Le pitbull contre le prodige

Sur le lagon de Great Sound parfois venté à souhait, le match devrait être particulièrement équilibré entre deux équipages de haut vol et leurs barreurs surdoués. James Spithill, 37 ans, est Australien. C’est sa sixième «Cup». Il a remporté les deux dernières éditions à la tête du bateau américain, et rêve d’un triplé pour son pays d’adoption. Depuis l’âge de 20 ans, celui qu’on surnomme le «pitbull» au regard de son agressivité légendaire lors des départs, ne vit que pour la Coupe de l’America. Sa garde rapprochée est aussi australienne, les Américains étant cantonnés à mouliner. Quant au Néo-Zélandais Peter Burling – 26 ans seulement –, il a été repéré en 2013, après avoir gagné la «Red Bull Youth America’s Cup», la Coupe de l’America des moins de 25 ans, qui voit cette année un brillant équipage concourir sous les couleurs de Team France Jeune.

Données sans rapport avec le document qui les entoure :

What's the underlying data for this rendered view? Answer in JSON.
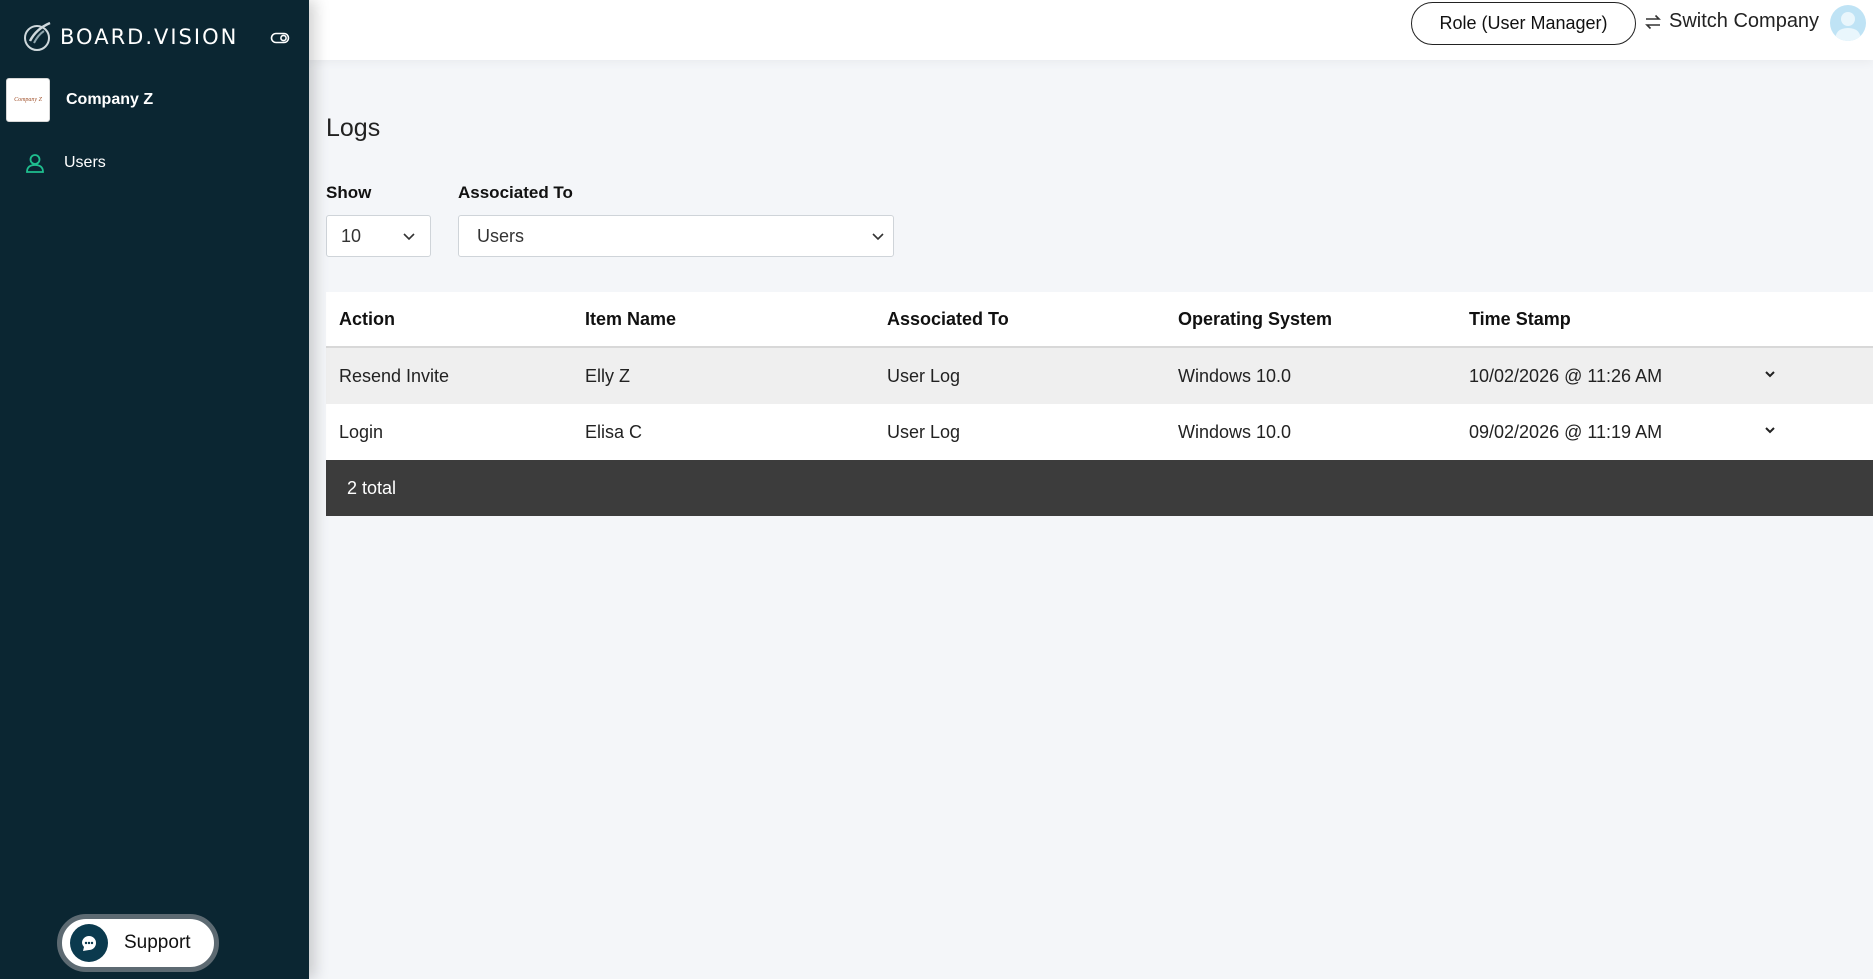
{
  "brand": {
    "name": "BOARD.VISION"
  },
  "company": {
    "name": "Company Z",
    "logo_text": "Company Z"
  },
  "sidebar": {
    "items": [
      {
        "label": "Users",
        "icon": "user-icon"
      }
    ]
  },
  "support": {
    "label": "Support"
  },
  "header": {
    "role_label": "Role (User Manager)",
    "switch_label": "Switch Company"
  },
  "page": {
    "title": "Logs"
  },
  "filters": {
    "show_label": "Show",
    "show_value": "10",
    "assoc_label": "Associated To",
    "assoc_value": "Users"
  },
  "table": {
    "columns": [
      "Action",
      "Item Name",
      "Associated To",
      "Operating System",
      "Time Stamp"
    ],
    "rows": [
      [
        "Resend Invite",
        "Elly Z",
        "User Log",
        "Windows 10.0",
        "10/02/2026 @ 11:26 AM"
      ],
      [
        "Login",
        "Elisa C",
        "User Log",
        "Windows 10.0",
        "09/02/2026 @ 11:19 AM"
      ]
    ],
    "footer": "2 total"
  },
  "colors": {
    "sidebar_bg": "#0b2632",
    "accent": "#1fbf8f",
    "footer_bg": "#3c3c3c"
  }
}
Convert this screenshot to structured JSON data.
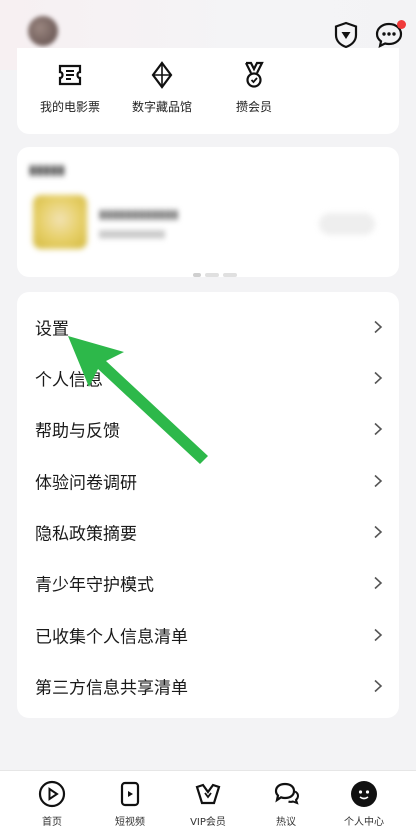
{
  "quick_links": [
    {
      "label": "我的电影票",
      "icon": "ticket-icon"
    },
    {
      "label": "数字藏品馆",
      "icon": "diamond-icon"
    },
    {
      "label": "攒会员",
      "icon": "medal-icon"
    }
  ],
  "menu": [
    {
      "label": "设置"
    },
    {
      "label": "个人信息"
    },
    {
      "label": "帮助与反馈"
    },
    {
      "label": "体验问卷调研"
    },
    {
      "label": "隐私政策摘要"
    },
    {
      "label": "青少年守护模式"
    },
    {
      "label": "已收集个人信息清单"
    },
    {
      "label": "第三方信息共享清单"
    }
  ],
  "tabs": [
    {
      "label": "首页",
      "icon": "play-circle-icon"
    },
    {
      "label": "短视频",
      "icon": "short-video-icon"
    },
    {
      "label": "VIP会员",
      "icon": "vip-crown-icon"
    },
    {
      "label": "热议",
      "icon": "discuss-icon"
    },
    {
      "label": "个人中心",
      "icon": "profile-icon"
    }
  ],
  "colors": {
    "accent_arrow": "#2db84a",
    "notification_dot": "#f03b3b"
  }
}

Entre-temps, le prodige est resté invaincu sur le circuit olympique durant quatre ans avant d’être médaillé d’or à Rio en 49er, un skiff aussi instable qu’une savonnette. Derrière son visage d’adolescent et une apparente placidité, le jeune barreur a écœuré ses adversaires malgré un chavirage spectaculaire face aux Anglais. Ses trajectoires sont d’une fluidité rare, et lui vire de bord à la vitesse de l’éclair. Durant une grosse semaine, ces deux-là vont s’étriper, le premier remportant sept régates ayant l’honneur de soulever le pichet d’argent ciselé en 1851, puis à nouveau de bousculer les règles comme bon lui semble.